Érase una vez una aldea rodeada de montañas en la que vivían dos jóvenes sastres. Ambos trabajaban como aprendices en el taller del señor Lino y soñaban con poseer, algún día, su propio atelier. Diseñaban trajes elegantes y vestidos glamurosos. Por sus manos pasaban las telas más selectas y al tocarlas su imaginación volaba hasta elevarles al reino de la fantasía, donde cualquier deseo podía convertirse en realidad.
Cada año, coincidiendo con las fiestas navideñas, se celebraba un sorteo de lotería. Era un acontecimiento importante, puesto que muchas familias depositaban sus esperanzas en el premio. Resultaba divertido, sobre todo para los más jóvenes y entusiastas, elucubrar acerca de viajes, casas, joyas y todo cuanto el boleto agraciado les permitiría disfrutar.
Los dos alfayates vivían en sendas habitaciones en la posada de la señora Mesón, famosa por su pulcritud y las deliciosas recetas que nacían en su cocina. Por las noches llegaban extenuados, tras un día repleto de dobladillos, pespuntes e hilvanes, se sentaban en una de las mesas de madera y disfrutaban de la cena. Su modesto sueldo, sólo alcanzó para comprar un décimo que compartieron y sujetaron con los ojos cerrados, mientras el bombo giraba y las bolas eran seleccionadas. Cuando el último número estuvo fuera, comprendieron que eran ellos, los humildes aspirantes a modisto, los portadores del billete ganador.
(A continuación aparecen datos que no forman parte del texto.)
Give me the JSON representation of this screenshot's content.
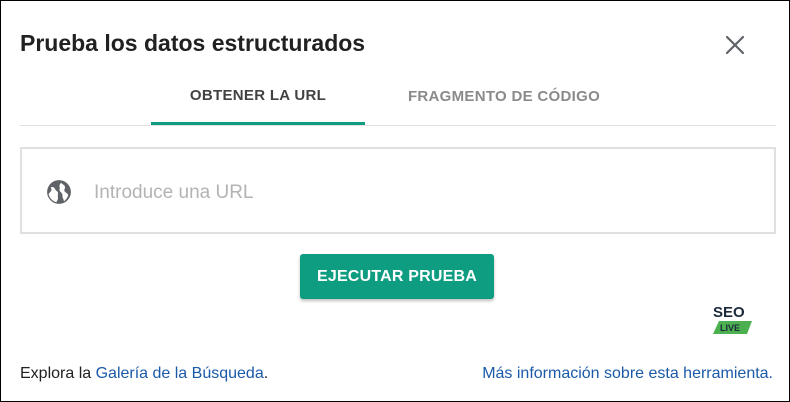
{
  "dialog": {
    "title": "Prueba los datos estructurados",
    "close_icon": "close-icon"
  },
  "tabs": [
    {
      "label": "OBTENER LA URL",
      "active": true
    },
    {
      "label": "FRAGMENTO DE CÓDIGO",
      "active": false
    }
  ],
  "url_field": {
    "icon": "globe-icon",
    "placeholder": "Introduce una URL",
    "value": ""
  },
  "run_button": {
    "label": "EJECUTAR PRUEBA"
  },
  "watermark": {
    "top": "SEO",
    "bottom": "LIVE",
    "icon": "seo-alive-logo"
  },
  "footer": {
    "explore_prefix": "Explora la ",
    "gallery_link": "Galería de la Búsqueda",
    "explore_suffix": ".",
    "more_info_link": "Más información sobre esta herramienta."
  },
  "colors": {
    "accent": "#0f9d82",
    "link": "#1a5aa8",
    "title_text": "#212121",
    "inactive_tab": "#8a8a8a"
  }
}
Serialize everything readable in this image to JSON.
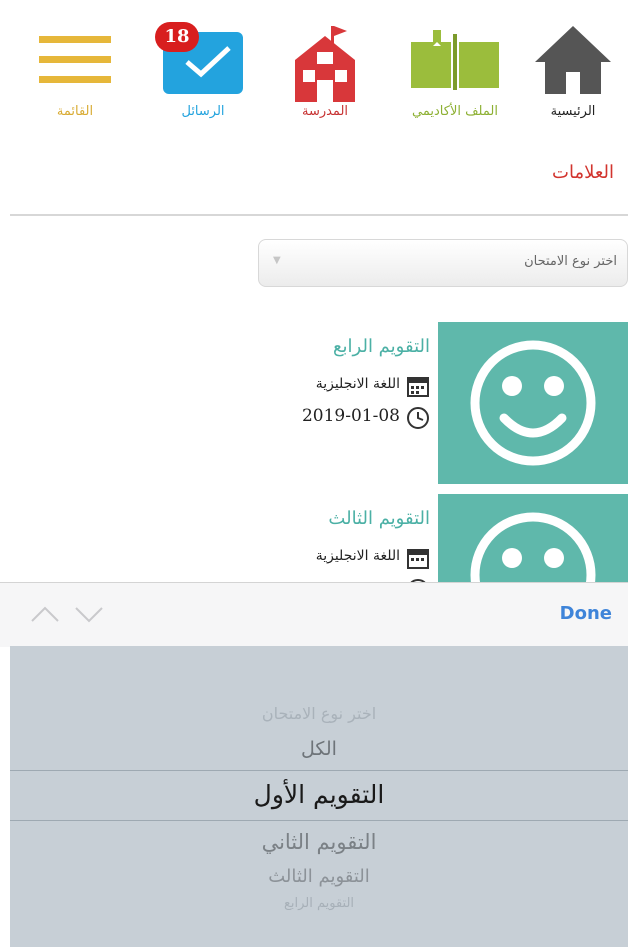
{
  "nav": {
    "home": "الرئيسية",
    "academic_file": "الملف الأكاديمي",
    "school": "المدرسة",
    "messages": "الرسائل",
    "messages_badge": "18",
    "menu": "القائمة"
  },
  "section_title": "العلامات",
  "exam_select": {
    "placeholder": "اختر نوع الامتحان"
  },
  "cards": [
    {
      "title": "التقويم الرابع",
      "subject": "اللغة الانجليزية",
      "date": "2019-01-08"
    },
    {
      "title": "التقويم الثالث",
      "subject": "اللغة الانجليزية"
    }
  ],
  "picker": {
    "done_label": "Done",
    "options": [
      "اختر نوع الامتحان",
      "الكل",
      "التقويم الأول",
      "التقويم الثاني",
      "التقويم الثالث",
      "التقويم الرابع"
    ],
    "selected": "التقويم الأول"
  },
  "colors": {
    "home": "#555555",
    "academic": "#9bbd3c",
    "school": "#d8373a",
    "messages": "#23a3de",
    "menu": "#e6b73a",
    "card_bg": "#5fb8ab",
    "accent_red": "#d2342e",
    "done_blue": "#3e84d9"
  }
}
Pasada la confusión inicial, cada uno tomó decisiones para que su sueño, unas horas antes imposible de cumplir, se materializara. Así, en pocas semanas, la aldea contaba con otras dos sastrerías: Cremallera y Tijeras. Podríamos pensar que nuestros jóvenes amigos, no se esforzaron demasiado en escoger los nombres para sus establecimientos y sin embargo la historia demostró que no podían haber sido más apropiados, ya que la estrategia empresarial de cada uno, reflejaba exactamente lo mismo que los objetos seleccionados.
Cremallera ofrecía a sus clientes productos de alta calidad y basaba su éxito en las duras horas de trabajo y en seleccionar las mejores materias primas. Empleó numerosos recursos en la investigación de tejidos y técnicas de fabricación que le permitieran aumentar el número de prendas por hora. Sus ventas crecieron a la vez que su fama y pronto necesitó contratar un ayudante. Decidió pagarle un buen salario, que le permitiera vivir con comodidad. El joven empresario se sentía motivado y orgulloso de la marca que representaba y reinvertía gran parte de los beneficios en el progreso de su negocio.
Tijeras mientras tanto, optó por lanzar una colección de bajo coste. Adquirió maquinaria de segunda mano, algo anticuada pero muy económica. Elaboró la ropa con fibras sintéticas y consiguió unas ventas iniciales muy elevadas, por lo atractivo de sus precios. Sin embargo, tan pronto los consumidores comprobaron la escasa calidad de su producción, los pedidos disminuyeron en picado. Los que se interesaban por sus productos, buscaban el precio más bajo del mercado, con lo que la presión por reducir costes se fue incrementando. El dueño de Tijeras decidió cambiar de local a uno más reducido y alejado del centro. Contrató operarios para manejar las viejas máquinas. Sólo podía pagarles la mitad del sueldo estipulado, pero tenían que trabajar el doble, por lo que los empleados apenas permanecían en Tijeras un par de meses. Tras los cuales, nuevas e inexpertas manos eran destinadas a controlar las agotadas cosedoras automáticas. Una fría mañana de Marzo se pararon. Habían dado demasiadas puntadas, sin reparaciones ni descansos. Sencillamente dejaron de funcionar. El sastre no tenía dinero para reemplazar el utillaje y se vio forzado a cerrar Tijeras.
Pocos días después una mano temblorosa llamó a la puerta de Cremallera. Ambos amigos se encontraron uno frente al otro. Los recortes de Tijeras, en su irreflexiva persecución del mejor precio, le habían condenado a la bancarrota. El paso firme de Cremallera, buscando la excelencia y la innovación, le convirtieron en una empresa de referencia en el sector. Aquel día sus vidas volvían a cruzarse. Uno triunfador, el otro necesitado de ayuda. Se fundieron en un abrazo y frente a una taza de café caliente hablaron durante horas, como aquellas noches que habían pasado en la posada de la señora Mesón. Hicieron planes de futuro, trabajaron juntos aprendiendo de la experiencia y sólo utilizaron las tijeras para recortar las finas telas de sus creaciones.
Moraleja: ¿calidad, I+D+i, trabajo duro y salarios dignos o recortes indiscriminados, pérdida de la capacidad de consumo y regresión?